AFRICA EXCLUSIVE
Défis et émergence d'un continent

TCHAD-CARBURANTS
La hausse des prix en attendant Sédigui

La hausse des prix des carburants et du gaz, considérés comme des produits de première nécessité a du mal à passer aux yeux de la population et de la société civile au Tchad.  La décision du gouvernement est décriée, jugée non fondée et impopulaire. Le pays est pourtant en passe de devenir un producteur important d’hydrocarbures du continent dans les années à venir en se dotant d’une raffinerie de pétrole et d’une usine de traitement et de purification du gaz. 

L’enjeu est à la fois économique et écologique. Une hausse des prix des carburants va peser lourd sur le budget des ménages et pourrait impacter sur les prix des transports. Par effet induit, on peut donc craindre une baisse du pouvoir d’achat accompagnée d’une inflation. Le gouvernement tchadien a dû prendre une décision impopulaire mais ô combien indispensable pour appliquer la vérité des prix et pour économiser de l’argent en limitant les subventions.

Cette décision pourrait décourager les consommateurs à utiliser le gaz comme énergie domestique notamment pour la cuisine. Cela risquer d’augmenter la pression sur la forêt, car on utilisera plus de bois comme combustibles. Selon l’Alliance des Défenseurs des Droits Humains et de l’Environnement au Tchad (ADHET), le gouvernement a bien fait d’interdire la coupe de bois mais il faudrait qu’il propose des alternatives.

L’ADHET réclame une subvention de l’Etat pour faire baisser les prix. Cette mesure attendue concerne notamment le gaz. Une quête qui semble difficile vu que la hausse des prix a été annoncée via la loi des finances 2018. Il faudrait attendre la loi rectificative des finances à la fin du premier semestre pour espérer voir le gouvernement débourser ce qu’il a réussi à économiser.

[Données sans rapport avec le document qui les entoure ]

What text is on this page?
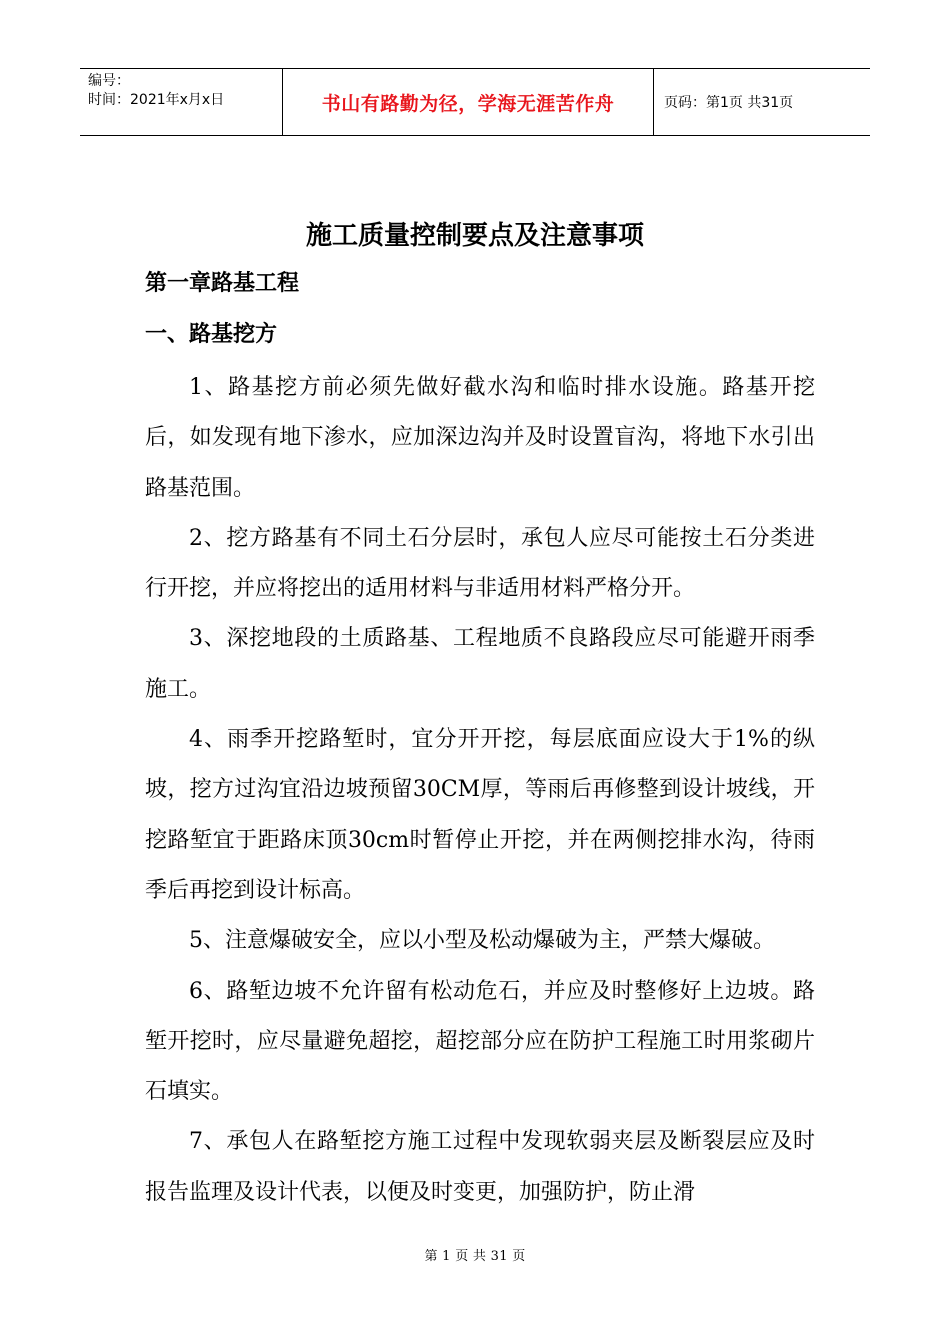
编号：
时间：2021年x月x日	书山有路勤为径，学海无涯苦作舟	页码：第1页 共31页
施工质量控制要点及注意事项
第一章路基工程
一、路基挖方

1、路基挖方前必须先做好截水沟和临时排水设施。路基开挖后，如发现有地下渗水，应加深边沟并及时设置盲沟，将地下水引出路基范围。

2、挖方路基有不同土石分层时，承包人应尽可能按土石分类进行开挖，并应将挖出的适用材料与非适用材料严格分开。

3、深挖地段的土质路基、工程地质不良路段应尽可能避开雨季施工。

4、雨季开挖路堑时，宜分开开挖，每层底面应设大于1%的纵坡，挖方过沟宜沿边坡预留30CM厚，等雨后再修整到设计坡线，开挖路堑宜于距路床顶30cm时暂停止开挖，并在两侧挖排水沟，待雨季后再挖到设计标高。

5、注意爆破安全，应以小型及松动爆破为主，严禁大爆破。

6、路堑边坡不允许留有松动危石，并应及时整修好上边坡。路堑开挖时，应尽量避免超挖，超挖部分应在防护工程施工时用浆砌片石填实。

7、承包人在路堑挖方施工过程中发现软弱夹层及断裂层应及时报告监理及设计代表，以便及时变更，加强防护，防止滑

第 1 页 共 31 页
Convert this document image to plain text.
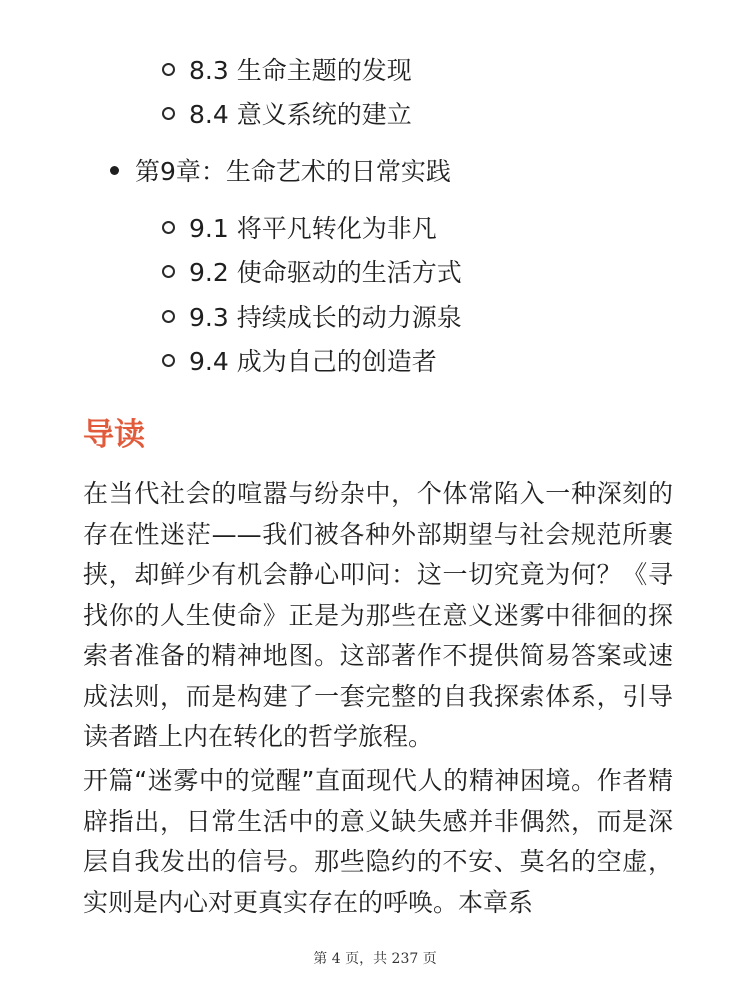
8.3 生命主题的发现
8.4 意义系统的建立
第9章：生命艺术的日常实践
9.1 将平凡转化为非凡
9.2 使命驱动的生活方式
9.3 持续成长的动力源泉
9.4 成为自己的创造者
导读

在当代社会的喧嚣与纷杂中，个体常陷入一种深刻的存在性迷茫——我们被各种外部期望与社会规范所裹挟，却鲜少有机会静心叩问：这一切究竟为何？《寻找你的人生使命》正是为那些在意义迷雾中徘徊的探索者准备的精神地图。这部著作不提供简易答案或速成法则，而是构建了一套完整的自我探索体系，引导读者踏上内在转化的哲学旅程。

开篇“迷雾中的觉醒”直面现代人的精神困境。作者精辟指出，日常生活中的意义缺失感并非偶然，而是深层自我发出的信号。那些隐约的不安、莫名的空虚，实则是内心对更真实存在的呼唤。本章系

第 4 页，共 237 页
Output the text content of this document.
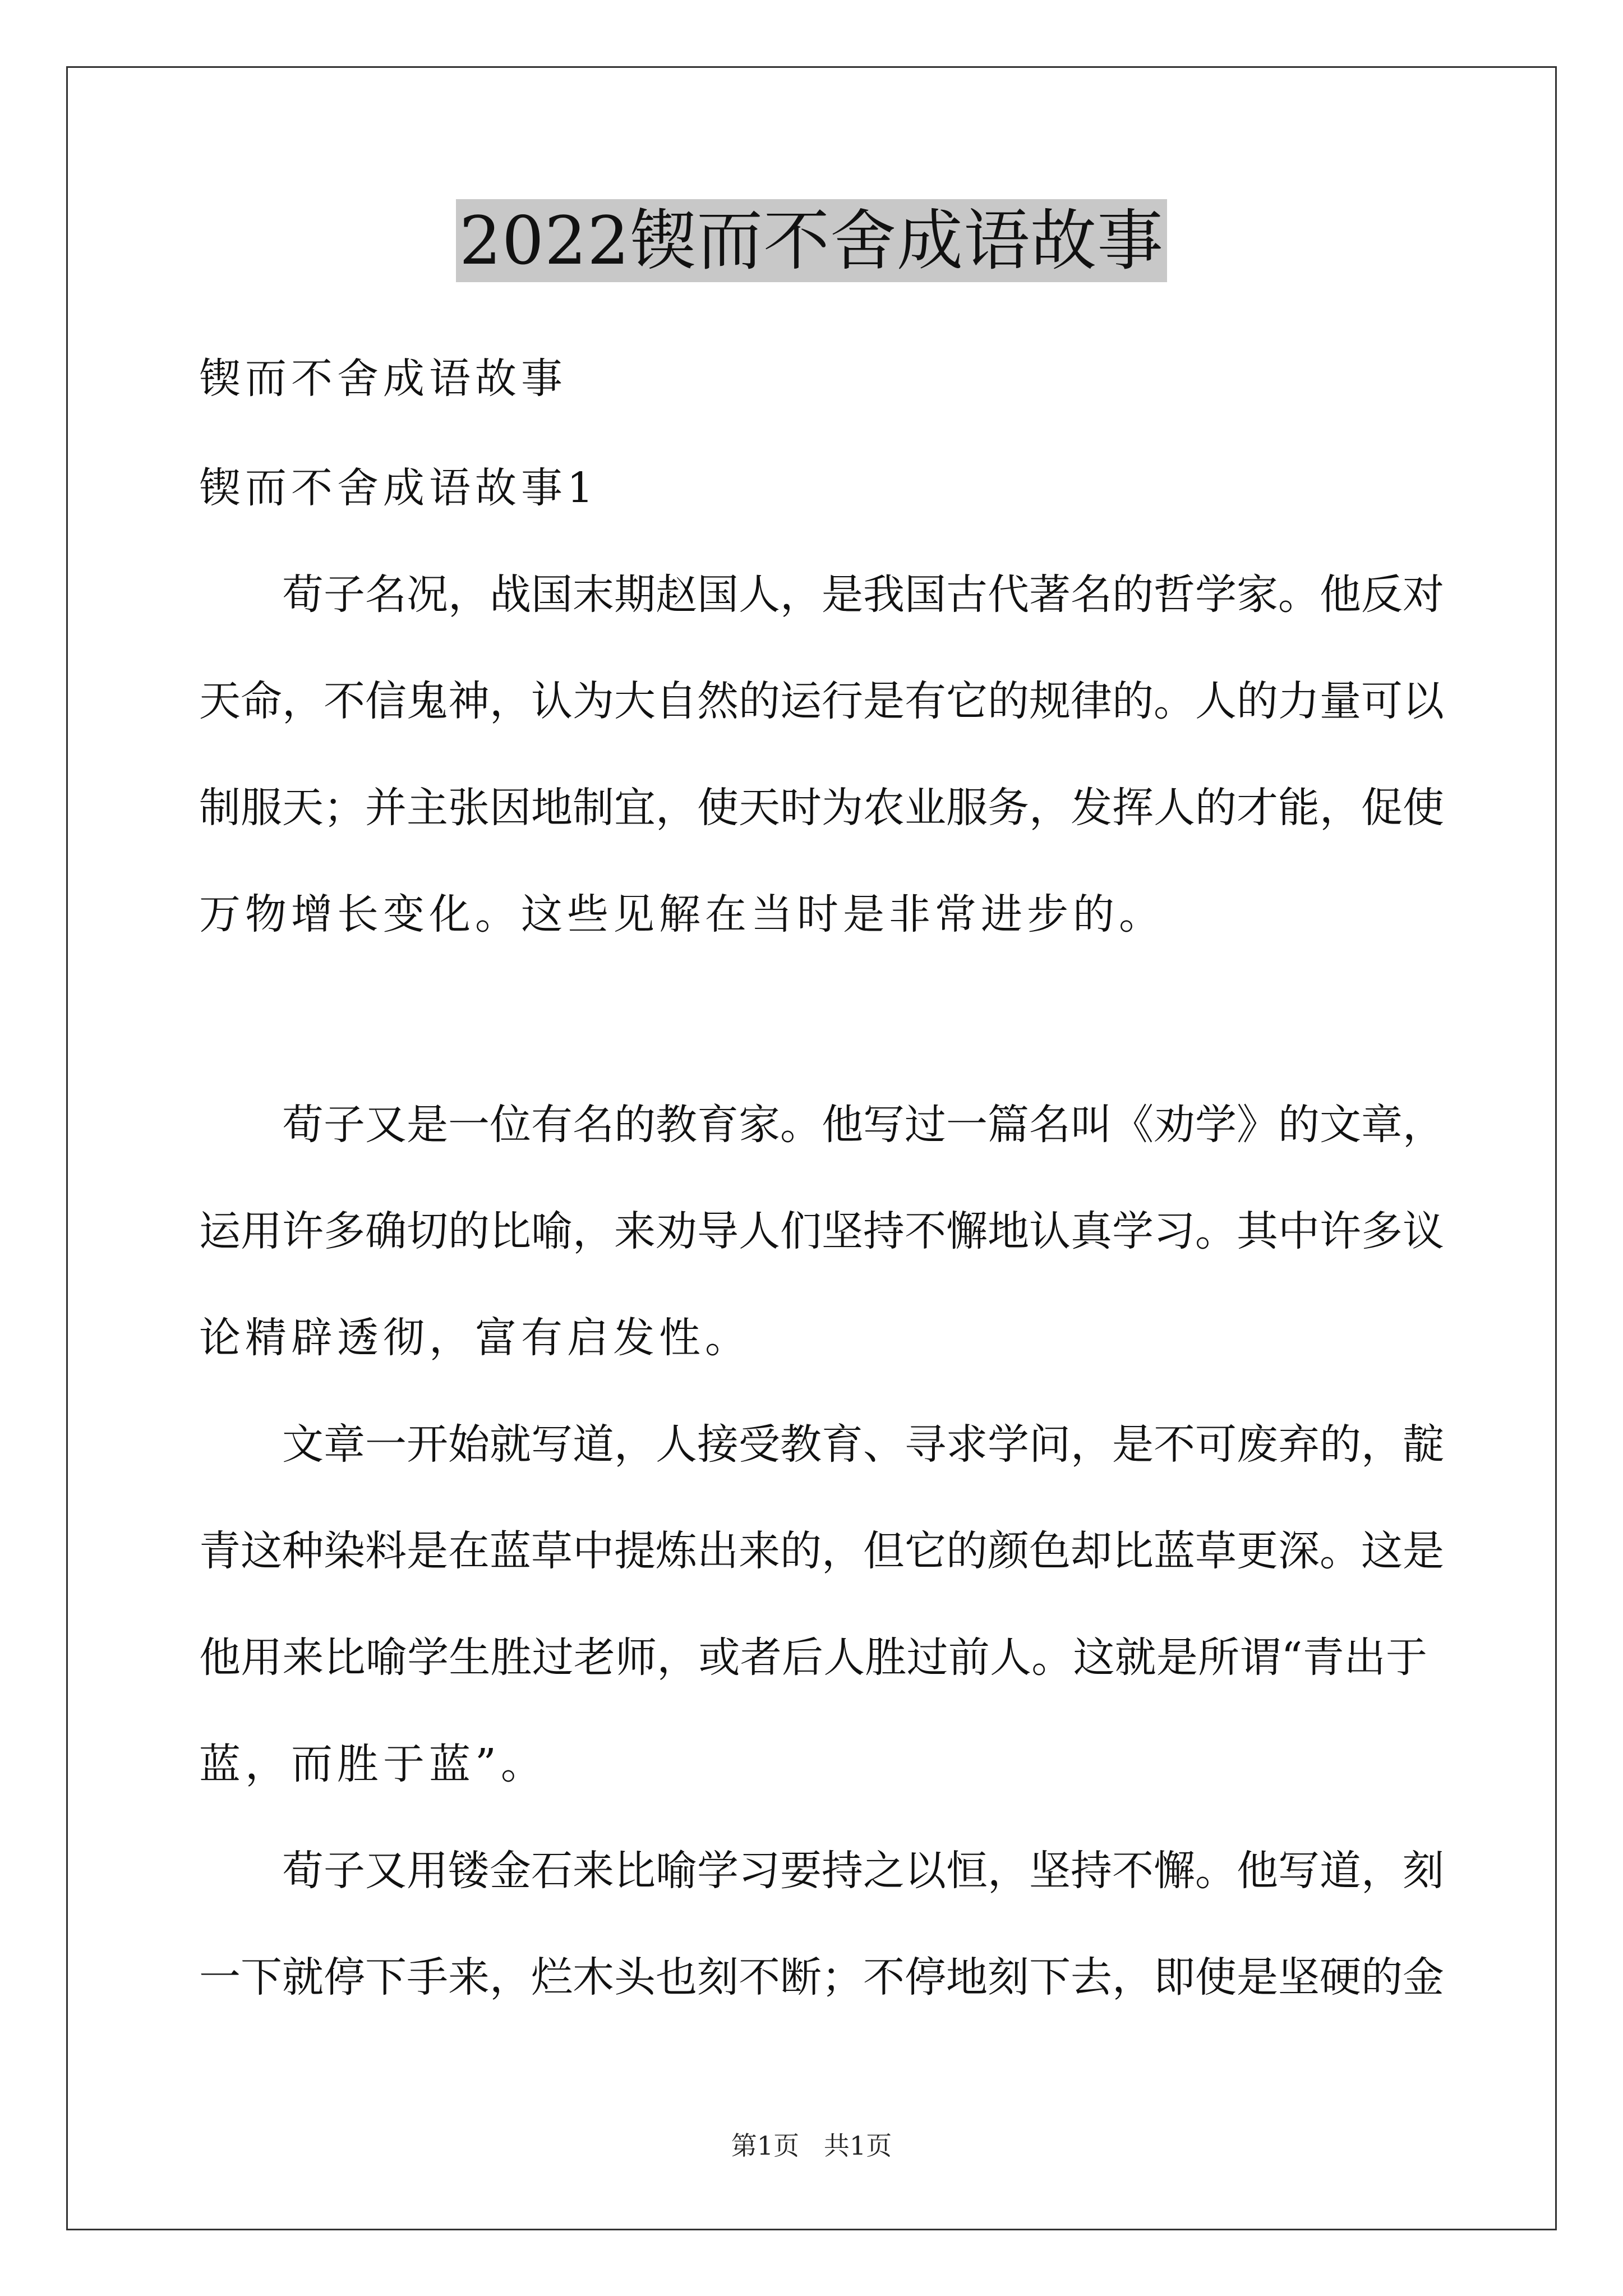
2022锲而不舍成语故事
锲而不舍成语故事
锲而不舍成语故事1
　　荀子名况，战国末期赵国人，是我国古代著名的哲学家。他反对
天命，不信鬼神，认为大自然的运行是有它的规律的。人的力量可以
制服天；并主张因地制宜，使天时为农业服务，发挥人的才能，促使
万物增长变化。这些见解在当时是非常进步的。
　　荀子又是一位有名的教育家。他写过一篇名叫《劝学》的文章，
运用许多确切的比喻，来劝导人们坚持不懈地认真学习。其中许多议
论精辟透彻，富有启发性。
　　文章一开始就写道，人接受教育、寻求学问，是不可废弃的，靛
青这种染料是在蓝草中提炼出来的，但它的颜色却比蓝草更深。这是
他用来比喻学生胜过老师，或者后人胜过前人。这就是所谓“青出于
蓝，而胜于蓝”。
　　荀子又用镂金石来比喻学习要持之以恒，坚持不懈。他写道，刻
一下就停下手来，烂木头也刻不断；不停地刻下去，即使是坚硬的金
第1页   共1页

Les tchadiens vont devoir faire preuve de patience pour acheter les carburants et le gaz moins cher. Dans la région du Kanem, au nord-ouest du pays, la construction de l’usine de Raffinage du pétrole de Sedigui et de l’usine de traitement et purification du gaz de Rig-Rig ont commencé.

Le président Idriss Déby estime que le projet Sédigui va fédérer les Tchadiens. Ce projet pétrolier a été entamé en 1973, et va enfin se concrétiser grâce à des investissements de 58  millions de dollars pour la raffinerie et 120 millions de dollars pour l’usine de gaz. Le chef d’Etat tchadien veut faire de son pays un marché important pour ses voisins en termes des produits pétroliers raffinés et gaziers.

Sédigui est donc un rêve qui devient réalité, si l’on en croit le ministre tchadien de l’énergie. Béchir Madet estime qu’avec ce projet, le Tchad pourra renforcer son indépendance énergétique, créer des emplois pour la jeunesse et permettre aux opérateurs économiques de se créer des opportunités. L’Etat tchadien s’entoure de partenaires nigérians et chinois pour ce projet. Il détient 30% pour le gaz et 40% en ce qui concerne le pétrole.

La Société des hydrocarbures du Tchad (SHT) table sur une production de pétrole brut entre 2000 et 300 barils par jour qui passeront tout de suite à la raffinerie. La production de gaz est estimée à plus de 400 000. Elle sera exploitée par la compagnie nationale General GazTchad pour approvisionner des centrales électriques, commercialiser du gaz domestique et en vendre à l’exportation. Les réserves de Sédigui sont estimées à 7 milliards m3.